Álvaro comenta que a SMAC justifica a diminuição de verbas afirmando como concluído o trabalho em áreas já recuperadas, e que, por esse motivo, não necessita de continuar recebendo tantos investimentos.
“A gente [sociedade] tá falando tanto da questão ambiental, estão acontecendo tantos eventos, G20, COP30, isso e aquilo. Aí você vê a Secretaria [Municipal de Meio Ambiente e Clima] chegar desvalorizando [esse trabalho], dizendo que é uma área em ‘manutenção’ [ e que por isso não precisa destinar recursos] e na verdade não é isso.
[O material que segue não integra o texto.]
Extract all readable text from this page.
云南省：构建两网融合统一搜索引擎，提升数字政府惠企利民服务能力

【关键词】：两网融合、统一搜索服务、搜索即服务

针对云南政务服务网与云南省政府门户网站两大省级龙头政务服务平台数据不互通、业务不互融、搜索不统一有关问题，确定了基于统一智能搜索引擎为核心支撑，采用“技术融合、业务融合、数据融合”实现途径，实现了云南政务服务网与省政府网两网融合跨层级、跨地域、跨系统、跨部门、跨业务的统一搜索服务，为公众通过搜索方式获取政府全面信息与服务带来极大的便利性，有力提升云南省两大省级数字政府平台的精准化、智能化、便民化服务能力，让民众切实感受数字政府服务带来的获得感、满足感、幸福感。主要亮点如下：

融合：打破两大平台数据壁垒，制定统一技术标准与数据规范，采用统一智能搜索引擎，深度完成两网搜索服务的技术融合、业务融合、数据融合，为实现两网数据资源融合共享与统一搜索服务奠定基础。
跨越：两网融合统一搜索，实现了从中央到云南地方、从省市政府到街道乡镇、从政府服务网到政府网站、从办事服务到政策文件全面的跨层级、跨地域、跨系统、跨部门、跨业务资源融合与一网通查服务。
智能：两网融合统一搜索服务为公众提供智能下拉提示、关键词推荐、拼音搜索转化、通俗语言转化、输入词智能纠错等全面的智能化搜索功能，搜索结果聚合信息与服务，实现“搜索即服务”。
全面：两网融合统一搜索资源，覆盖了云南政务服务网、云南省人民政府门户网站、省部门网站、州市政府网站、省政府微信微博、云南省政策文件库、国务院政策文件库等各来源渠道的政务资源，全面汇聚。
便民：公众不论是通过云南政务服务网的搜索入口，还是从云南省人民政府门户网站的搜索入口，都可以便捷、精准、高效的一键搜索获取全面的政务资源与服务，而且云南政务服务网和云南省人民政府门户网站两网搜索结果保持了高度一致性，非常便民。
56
Incêndios [combustões espontâneas] podem acabar com essa floresta inteira [em um instante]. É um absurdo. Tem que estar replantando sempre, gente. Não tem esse negócio de ‘manutenção’… Se parar esse projeto, começa a correr o risco [dos deslizamentos históricos] voltarem a acontecer.” – Álvaro Silva
Denise Vieira, que até este ano recebia sua bolsa pelo programa desde 1987, sem falta, descreve a situação.
“O [Programa Mutirão Reflorestamento] é orçado para 12 meses, mas foi avisado em agosto que ia acabar, que ‘setembro vai entrar a última bolsa’. Depois descobri que recuaram e ficou só com uma parte da equipe. Agora perto da COP30 eles disseram que não têm dinheiro. ‘A [Secretaria de] Fazenda está com problema de recurso, não tem recurso para pagar.’ É o que eles falam. [Só que] na hora de apresentar os projetos [para o mundo], a SMAC afirma que ‘nós temos [muitas] frentes [de trabalho],… o projeto tá acontecendo’.” — Denise Vieira
Geiza, que sofre a redução de sua bolsa após anos, não deixa de manter o seu compromisso com os moradores da Vila Kennedy que dependem de sua atuação.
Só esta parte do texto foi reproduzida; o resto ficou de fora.